Rebecca came down the front steps of the school at a quarter to three, her books hugged to the front of her pale-blue sweater. Girls and boys were streaming down the steps everywhere around her, flowing toward where the idling yellow school busses were parked. A bright buzz of conversation, a warm consonance of laughter floated on the crisp October air.

‘Hey, hi,’ she said, surprised.

‘Hi, Rebecca. Give you a ride home?’

‘Well... sure,’ she said.

Katie fell into step beside her. Together, they walked in silence across the curving drive and into the parking lot Leaves were falling everywhere around them, blowing on the wind, rustling underfoot. Katie reached into her tote bag. Her keys were resting beside the walnut stock of a .38 caliber Detectives Special. She dug them out and unlocked the door of the car on the passenger side.

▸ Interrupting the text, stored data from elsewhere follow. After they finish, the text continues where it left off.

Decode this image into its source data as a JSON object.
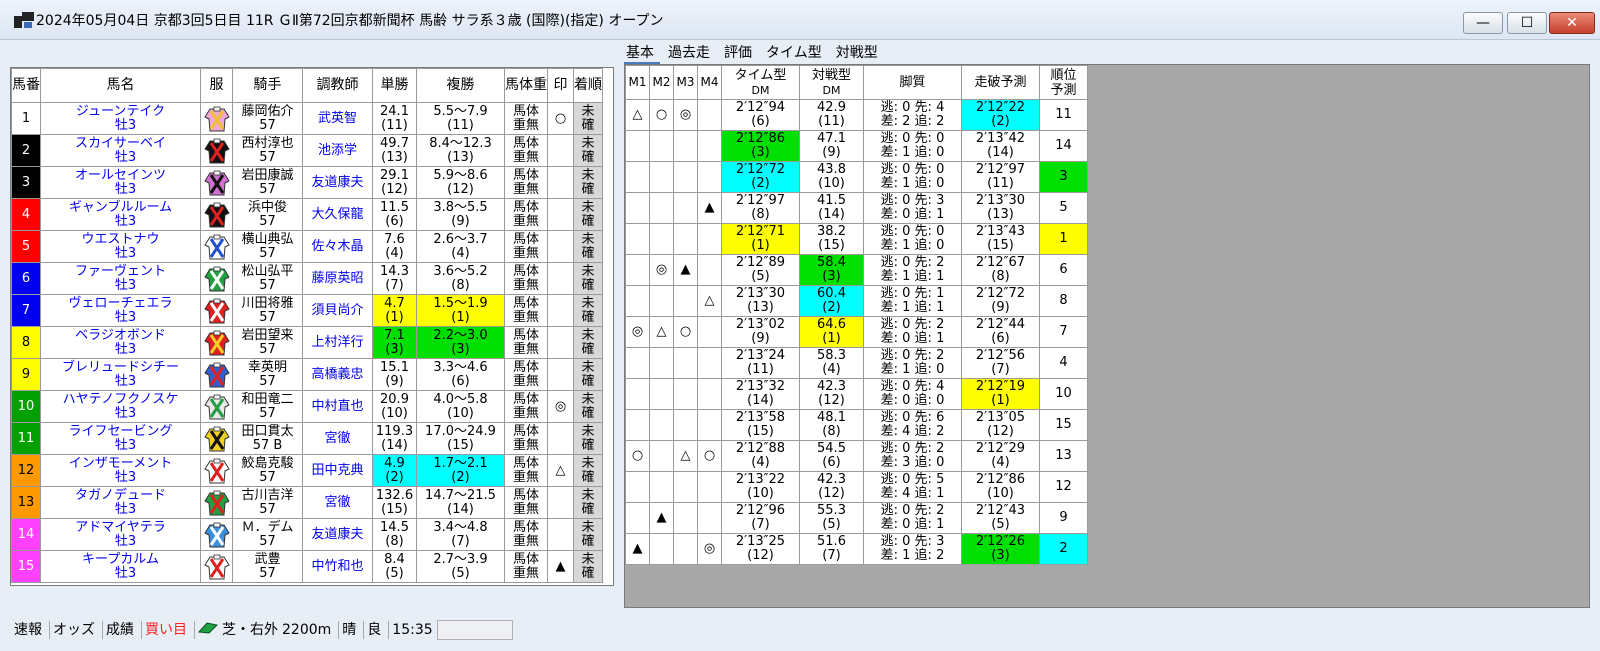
{
  "window": {
    "title": "2024年05月04日 京都3回5日目 11R ＧⅡ第72回京都新聞杯 馬齢 サラ系３歳 (国際)(指定) オープン",
    "buttons": {
      "minimize": "—",
      "maximize": "☐",
      "close": "✕"
    }
  },
  "tabs": [
    "基本",
    "過去走",
    "評価",
    "タイム型",
    "対戦型"
  ],
  "colors": {
    "yellow": "#ffff00",
    "green": "#00e000",
    "cyan": "#00ffff"
  },
  "left_table": {
    "headers": [
      "馬番",
      "馬名",
      "服",
      "騎手",
      "調教師",
      "単勝",
      "複勝",
      "馬体重",
      "印",
      "着順"
    ],
    "rows": [
      {
        "num": "1",
        "num_bg": "#ffffff",
        "num_fg": "#000000",
        "name": "ジューンテイク",
        "sex_age": "牡3",
        "silk": {
          "body": "#f0a8d8",
          "pattern": "#f0c030"
        },
        "jockey": "藤岡佑介",
        "weight": "57",
        "trainer": "武英智",
        "tan": "24.1",
        "tan_rank": "(11)",
        "fuku": "5.5～7.9",
        "fuku_rank": "(11)",
        "bw1": "馬体",
        "bw2": "重無",
        "mark": "○",
        "chaku1": "未",
        "chaku2": "確",
        "tan_bg": "",
        "fuku_bg": ""
      },
      {
        "num": "2",
        "num_bg": "#000000",
        "num_fg": "#ffffff",
        "name": "スカイサーベイ",
        "sex_age": "牡3",
        "silk": {
          "body": "#111111",
          "pattern": "#e02020"
        },
        "jockey": "西村淳也",
        "weight": "57",
        "trainer": "池添学",
        "tan": "49.7",
        "tan_rank": "(13)",
        "fuku": "8.4～12.3",
        "fuku_rank": "(13)",
        "bw1": "馬体",
        "bw2": "重無",
        "mark": "",
        "chaku1": "未",
        "chaku2": "確",
        "tan_bg": "",
        "fuku_bg": ""
      },
      {
        "num": "3",
        "num_bg": "#000000",
        "num_fg": "#ffffff",
        "name": "オールセインツ",
        "sex_age": "牡3",
        "silk": {
          "body": "#d070d0",
          "pattern": "#111111"
        },
        "jockey": "岩田康誠",
        "weight": "57",
        "trainer": "友道康夫",
        "tan": "29.1",
        "tan_rank": "(12)",
        "fuku": "5.9～8.6",
        "fuku_rank": "(12)",
        "bw1": "馬体",
        "bw2": "重無",
        "mark": "",
        "chaku1": "未",
        "chaku2": "確",
        "tan_bg": "",
        "fuku_bg": ""
      },
      {
        "num": "4",
        "num_bg": "#ff0000",
        "num_fg": "#ffffff",
        "name": "ギャンブルルーム",
        "sex_age": "牡3",
        "silk": {
          "body": "#111111",
          "pattern": "#e02020"
        },
        "jockey": "浜中俊",
        "weight": "57",
        "trainer": "大久保龍",
        "tan": "11.5",
        "tan_rank": "(6)",
        "fuku": "3.8～5.5",
        "fuku_rank": "(9)",
        "bw1": "馬体",
        "bw2": "重無",
        "mark": "",
        "chaku1": "未",
        "chaku2": "確",
        "tan_bg": "",
        "fuku_bg": ""
      },
      {
        "num": "5",
        "num_bg": "#ff0000",
        "num_fg": "#ffffff",
        "name": "ウエストナウ",
        "sex_age": "牡3",
        "silk": {
          "body": "#ffffff",
          "pattern": "#2050d0"
        },
        "jockey": "横山典弘",
        "weight": "57",
        "trainer": "佐々木晶",
        "tan": "7.6",
        "tan_rank": "(4)",
        "fuku": "2.6～3.7",
        "fuku_rank": "(4)",
        "bw1": "馬体",
        "bw2": "重無",
        "mark": "",
        "chaku1": "未",
        "chaku2": "確",
        "tan_bg": "",
        "fuku_bg": ""
      },
      {
        "num": "6",
        "num_bg": "#0000ee",
        "num_fg": "#ffffff",
        "name": "ファーヴェント",
        "sex_age": "牡3",
        "silk": {
          "body": "#20a040",
          "pattern": "#ffffff"
        },
        "jockey": "松山弘平",
        "weight": "57",
        "trainer": "藤原英昭",
        "tan": "14.3",
        "tan_rank": "(7)",
        "fuku": "3.6～5.2",
        "fuku_rank": "(8)",
        "bw1": "馬体",
        "bw2": "重無",
        "mark": "",
        "chaku1": "未",
        "chaku2": "確",
        "tan_bg": "",
        "fuku_bg": ""
      },
      {
        "num": "7",
        "num_bg": "#0000ee",
        "num_fg": "#ffffff",
        "name": "ヴェローチェエラ",
        "sex_age": "牡3",
        "silk": {
          "body": "#e02020",
          "pattern": "#ffffff"
        },
        "jockey": "川田将雅",
        "weight": "57",
        "trainer": "須貝尚介",
        "tan": "4.7",
        "tan_rank": "(1)",
        "fuku": "1.5～1.9",
        "fuku_rank": "(1)",
        "bw1": "馬体",
        "bw2": "重無",
        "mark": "",
        "chaku1": "未",
        "chaku2": "確",
        "tan_bg": "#ffff00",
        "fuku_bg": "#ffff00"
      },
      {
        "num": "8",
        "num_bg": "#ffff00",
        "num_fg": "#000000",
        "name": "ベラジオボンド",
        "sex_age": "牡3",
        "silk": {
          "body": "#e02020",
          "pattern": "#f0d020"
        },
        "jockey": "岩田望来",
        "weight": "57",
        "trainer": "上村洋行",
        "tan": "7.1",
        "tan_rank": "(3)",
        "fuku": "2.2～3.0",
        "fuku_rank": "(3)",
        "bw1": "馬体",
        "bw2": "重無",
        "mark": "",
        "chaku1": "未",
        "chaku2": "確",
        "tan_bg": "#00e000",
        "fuku_bg": "#00e000"
      },
      {
        "num": "9",
        "num_bg": "#ffff00",
        "num_fg": "#000000",
        "name": "ブレリュードシチー",
        "sex_age": "牡3",
        "silk": {
          "body": "#3060d0",
          "pattern": "#e02020"
        },
        "jockey": "幸英明",
        "weight": "57",
        "trainer": "高橋義忠",
        "tan": "15.1",
        "tan_rank": "(9)",
        "fuku": "3.3～4.6",
        "fuku_rank": "(6)",
        "bw1": "馬体",
        "bw2": "重無",
        "mark": "",
        "chaku1": "未",
        "chaku2": "確",
        "tan_bg": "",
        "fuku_bg": ""
      },
      {
        "num": "10",
        "num_bg": "#00a000",
        "num_fg": "#ffffff",
        "name": "ハヤテノフクノスケ",
        "sex_age": "牡3",
        "silk": {
          "body": "#e8e8e8",
          "pattern": "#20a040"
        },
        "jockey": "和田竜二",
        "weight": "57",
        "trainer": "中村直也",
        "tan": "20.9",
        "tan_rank": "(10)",
        "fuku": "4.0～5.8",
        "fuku_rank": "(10)",
        "bw1": "馬体",
        "bw2": "重無",
        "mark": "◎",
        "chaku1": "未",
        "chaku2": "確",
        "tan_bg": "",
        "fuku_bg": ""
      },
      {
        "num": "11",
        "num_bg": "#00a000",
        "num_fg": "#ffffff",
        "name": "ライフセービング",
        "sex_age": "牡3",
        "silk": {
          "body": "#f0d020",
          "pattern": "#111111"
        },
        "jockey": "田口貫太",
        "weight": "57 B",
        "trainer": "宮徹",
        "tan": "119.3",
        "tan_rank": "(14)",
        "fuku": "17.0～24.9",
        "fuku_rank": "(15)",
        "bw1": "馬体",
        "bw2": "重無",
        "mark": "",
        "chaku1": "未",
        "chaku2": "確",
        "tan_bg": "",
        "fuku_bg": ""
      },
      {
        "num": "12",
        "num_bg": "#ff9900",
        "num_fg": "#000000",
        "name": "インザモーメント",
        "sex_age": "牡3",
        "silk": {
          "body": "#ffffff",
          "pattern": "#e02020"
        },
        "jockey": "鮫島克駿",
        "weight": "57",
        "trainer": "田中克典",
        "tan": "4.9",
        "tan_rank": "(2)",
        "fuku": "1.7～2.1",
        "fuku_rank": "(2)",
        "bw1": "馬体",
        "bw2": "重無",
        "mark": "△",
        "chaku1": "未",
        "chaku2": "確",
        "tan_bg": "#00ffff",
        "fuku_bg": "#00ffff"
      },
      {
        "num": "13",
        "num_bg": "#ff9900",
        "num_fg": "#000000",
        "name": "タガノデュード",
        "sex_age": "牡3",
        "silk": {
          "body": "#20a040",
          "pattern": "#e02020"
        },
        "jockey": "古川吉洋",
        "weight": "57",
        "trainer": "宮徹",
        "tan": "132.6",
        "tan_rank": "(15)",
        "fuku": "14.7～21.5",
        "fuku_rank": "(14)",
        "bw1": "馬体",
        "bw2": "重無",
        "mark": "",
        "chaku1": "未",
        "chaku2": "確",
        "tan_bg": "",
        "fuku_bg": ""
      },
      {
        "num": "14",
        "num_bg": "#ff40ff",
        "num_fg": "#ffffff",
        "name": "アドマイヤテラ",
        "sex_age": "牡3",
        "silk": {
          "body": "#3a90e0",
          "pattern": "#ffffff"
        },
        "jockey": "Ｍ．デム",
        "weight": "57",
        "trainer": "友道康夫",
        "tan": "14.5",
        "tan_rank": "(8)",
        "fuku": "3.4～4.8",
        "fuku_rank": "(7)",
        "bw1": "馬体",
        "bw2": "重無",
        "mark": "",
        "chaku1": "未",
        "chaku2": "確",
        "tan_bg": "",
        "fuku_bg": ""
      },
      {
        "num": "15",
        "num_bg": "#ff40ff",
        "num_fg": "#ffffff",
        "name": "キープカルム",
        "sex_age": "牡3",
        "silk": {
          "body": "#ffffff",
          "pattern": "#e02020"
        },
        "jockey": "武豊",
        "weight": "57",
        "trainer": "中竹和也",
        "tan": "8.4",
        "tan_rank": "(5)",
        "fuku": "2.7～3.9",
        "fuku_rank": "(5)",
        "bw1": "馬体",
        "bw2": "重無",
        "mark": "▲",
        "chaku1": "未",
        "chaku2": "確",
        "tan_bg": "",
        "fuku_bg": ""
      }
    ]
  },
  "right_table": {
    "headers": {
      "m1": "M1",
      "m2": "M2",
      "m3": "M3",
      "m4": "M4",
      "time1": "タイム型",
      "time2": "DM",
      "match1": "対戦型",
      "match2": "DM",
      "kyaku": "脚質",
      "yosoku": "走破予測",
      "rank1": "順位",
      "rank2": "予測"
    },
    "rows": [
      {
        "m1": "△",
        "m2": "○",
        "m3": "◎",
        "m4": "",
        "time": "2′12″94",
        "time_rank": "(6)",
        "time_bg": "",
        "match": "42.9",
        "match_rank": "(11)",
        "match_bg": "",
        "kyaku1": "逃: 0 先: 4",
        "kyaku2": "差: 2 追: 2",
        "pred": "2′12″22",
        "pred_rank": "(2)",
        "pred_bg": "#00ffff",
        "rank": "11",
        "rank_bg": ""
      },
      {
        "m1": "",
        "m2": "",
        "m3": "",
        "m4": "",
        "time": "2′12″86",
        "time_rank": "(3)",
        "time_bg": "#00e000",
        "match": "47.1",
        "match_rank": "(9)",
        "match_bg": "",
        "kyaku1": "逃: 0 先: 0",
        "kyaku2": "差: 1 追: 0",
        "pred": "2′13″42",
        "pred_rank": "(14)",
        "pred_bg": "",
        "rank": "14",
        "rank_bg": ""
      },
      {
        "m1": "",
        "m2": "",
        "m3": "",
        "m4": "",
        "time": "2′12″72",
        "time_rank": "(2)",
        "time_bg": "#00ffff",
        "match": "43.8",
        "match_rank": "(10)",
        "match_bg": "",
        "kyaku1": "逃: 0 先: 0",
        "kyaku2": "差: 1 追: 0",
        "pred": "2′12″97",
        "pred_rank": "(11)",
        "pred_bg": "",
        "rank": "3",
        "rank_bg": "#00e000"
      },
      {
        "m1": "",
        "m2": "",
        "m3": "",
        "m4": "▲",
        "time": "2′12″97",
        "time_rank": "(8)",
        "time_bg": "",
        "match": "41.5",
        "match_rank": "(14)",
        "match_bg": "",
        "kyaku1": "逃: 0 先: 3",
        "kyaku2": "差: 0 追: 1",
        "pred": "2′13″30",
        "pred_rank": "(13)",
        "pred_bg": "",
        "rank": "5",
        "rank_bg": ""
      },
      {
        "m1": "",
        "m2": "",
        "m3": "",
        "m4": "",
        "time": "2′12″71",
        "time_rank": "(1)",
        "time_bg": "#ffff00",
        "match": "38.2",
        "match_rank": "(15)",
        "match_bg": "",
        "kyaku1": "逃: 0 先: 0",
        "kyaku2": "差: 1 追: 0",
        "pred": "2′13″43",
        "pred_rank": "(15)",
        "pred_bg": "",
        "rank": "1",
        "rank_bg": "#ffff00"
      },
      {
        "m1": "",
        "m2": "◎",
        "m3": "▲",
        "m4": "",
        "time": "2′12″89",
        "time_rank": "(5)",
        "time_bg": "",
        "match": "58.4",
        "match_rank": "(3)",
        "match_bg": "#00e000",
        "kyaku1": "逃: 0 先: 2",
        "kyaku2": "差: 1 追: 1",
        "pred": "2′12″67",
        "pred_rank": "(8)",
        "pred_bg": "",
        "rank": "6",
        "rank_bg": ""
      },
      {
        "m1": "",
        "m2": "",
        "m3": "",
        "m4": "△",
        "time": "2′13″30",
        "time_rank": "(13)",
        "time_bg": "",
        "match": "60.4",
        "match_rank": "(2)",
        "match_bg": "#00ffff",
        "kyaku1": "逃: 0 先: 1",
        "kyaku2": "差: 1 追: 1",
        "pred": "2′12″72",
        "pred_rank": "(9)",
        "pred_bg": "",
        "rank": "8",
        "rank_bg": ""
      },
      {
        "m1": "◎",
        "m2": "△",
        "m3": "○",
        "m4": "",
        "time": "2′13″02",
        "time_rank": "(9)",
        "time_bg": "",
        "match": "64.6",
        "match_rank": "(1)",
        "match_bg": "#ffff00",
        "kyaku1": "逃: 0 先: 2",
        "kyaku2": "差: 0 追: 1",
        "pred": "2′12″44",
        "pred_rank": "(6)",
        "pred_bg": "",
        "rank": "7",
        "rank_bg": ""
      },
      {
        "m1": "",
        "m2": "",
        "m3": "",
        "m4": "",
        "time": "2′13″24",
        "time_rank": "(11)",
        "time_bg": "",
        "match": "58.3",
        "match_rank": "(4)",
        "match_bg": "",
        "kyaku1": "逃: 0 先: 2",
        "kyaku2": "差: 1 追: 0",
        "pred": "2′12″56",
        "pred_rank": "(7)",
        "pred_bg": "",
        "rank": "4",
        "rank_bg": ""
      },
      {
        "m1": "",
        "m2": "",
        "m3": "",
        "m4": "",
        "time": "2′13″32",
        "time_rank": "(14)",
        "time_bg": "",
        "match": "42.3",
        "match_rank": "(12)",
        "match_bg": "",
        "kyaku1": "逃: 0 先: 4",
        "kyaku2": "差: 0 追: 0",
        "pred": "2′12″19",
        "pred_rank": "(1)",
        "pred_bg": "#ffff00",
        "rank": "10",
        "rank_bg": ""
      },
      {
        "m1": "",
        "m2": "",
        "m3": "",
        "m4": "",
        "time": "2′13″58",
        "time_rank": "(15)",
        "time_bg": "",
        "match": "48.1",
        "match_rank": "(8)",
        "match_bg": "",
        "kyaku1": "逃: 0 先: 6",
        "kyaku2": "差: 4 追: 2",
        "pred": "2′13″05",
        "pred_rank": "(12)",
        "pred_bg": "",
        "rank": "15",
        "rank_bg": ""
      },
      {
        "m1": "○",
        "m2": "",
        "m3": "△",
        "m4": "○",
        "time": "2′12″88",
        "time_rank": "(4)",
        "time_bg": "",
        "match": "54.5",
        "match_rank": "(6)",
        "match_bg": "",
        "kyaku1": "逃: 0 先: 2",
        "kyaku2": "差: 3 追: 0",
        "pred": "2′12″29",
        "pred_rank": "(4)",
        "pred_bg": "",
        "rank": "13",
        "rank_bg": ""
      },
      {
        "m1": "",
        "m2": "",
        "m3": "",
        "m4": "",
        "time": "2′13″22",
        "time_rank": "(10)",
        "time_bg": "",
        "match": "42.3",
        "match_rank": "(12)",
        "match_bg": "",
        "kyaku1": "逃: 0 先: 5",
        "kyaku2": "差: 4 追: 1",
        "pred": "2′12″86",
        "pred_rank": "(10)",
        "pred_bg": "",
        "rank": "12",
        "rank_bg": ""
      },
      {
        "m1": "",
        "m2": "▲",
        "m3": "",
        "m4": "",
        "time": "2′12″96",
        "time_rank": "(7)",
        "time_bg": "",
        "match": "55.3",
        "match_rank": "(5)",
        "match_bg": "",
        "kyaku1": "逃: 0 先: 2",
        "kyaku2": "差: 0 追: 1",
        "pred": "2′12″43",
        "pred_rank": "(5)",
        "pred_bg": "",
        "rank": "9",
        "rank_bg": ""
      },
      {
        "m1": "▲",
        "m2": "",
        "m3": "",
        "m4": "◎",
        "time": "2′13″25",
        "time_rank": "(12)",
        "time_bg": "",
        "match": "51.6",
        "match_rank": "(7)",
        "match_bg": "",
        "kyaku1": "逃: 0 先: 3",
        "kyaku2": "差: 1 追: 2",
        "pred": "2′12″26",
        "pred_rank": "(3)",
        "pred_bg": "#00e000",
        "rank": "2",
        "rank_bg": "#00ffff"
      }
    ]
  },
  "statusbar": {
    "items": [
      "速報",
      "オッズ",
      "成績",
      "買い目",
      "芝・右外",
      "2200m",
      "晴",
      "良",
      "15:35"
    ],
    "highlight_color": "#ff2020"
  }
}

‘I sometimes think I’ll never get in another car again,’ Rebecca said.

‘It wasn’t your fault,’ Katie said.

‘It wasn’t his, either.’

‘Tell me something. When you said...’

‘I don’t want to say anything that will hurt Mr Newell.’

‘His negligence killed someone,’ Katie said flatly.

‘You don’t know he was drugged. Maybe he had a stroke or something. Or a heart attack. Something. It didn’t have to be drugs. You just don’t know for sure.’

‘That’s what we’re trying to find out.’

‘He must be heartbroken, his own wife!’

‘It doesn’t matter who it was, he—’

I was the one driving! Why should Mr Newell...?’

‘You were in his custody.’

‘I was driving!’

‘And he was stoned!’ Katie said sharply. ‘His responsibility was to—’

‘Please, please, don’t.’

‘Rebecca, listen to me!’

‘What?’

Her voice catching. She’s going to start crying again, Katie thought.

‘Did you know he was drugged?’ she asked.

‘No.’

‘Then you’re not culpable, can you understand that? And protecting him would be a horrible mistake. I want you to answer one question.’

‘I can’t, please, I—’

‘You can, damn it!’

Her voice crushed the autumn stillness. Leaves fell like colored shards of broken glass. In the distance there was the rumble of the big yellow busses pulling away from the school.

‘You told me Andrew Newell didn’t drink anything while you were driving,’ Katie said. ‘Is that still your recollection?’

Silence.

‘Rebecca?’

The girl hugged her schoolbooks to her chest, head bent, blonde hair cascading on either side of her face. The sounds of the busses faded. Leaves fell, twisted, floated. They stood silently, side by side, in a stained-glass cathedral of shattered leaves. Gray woodsmoke drifted on the air from somewhere, everywhere. Katie suddenly remembered all the autumns there ever were.

‘We stopped for a Coke,’ Rebecca said.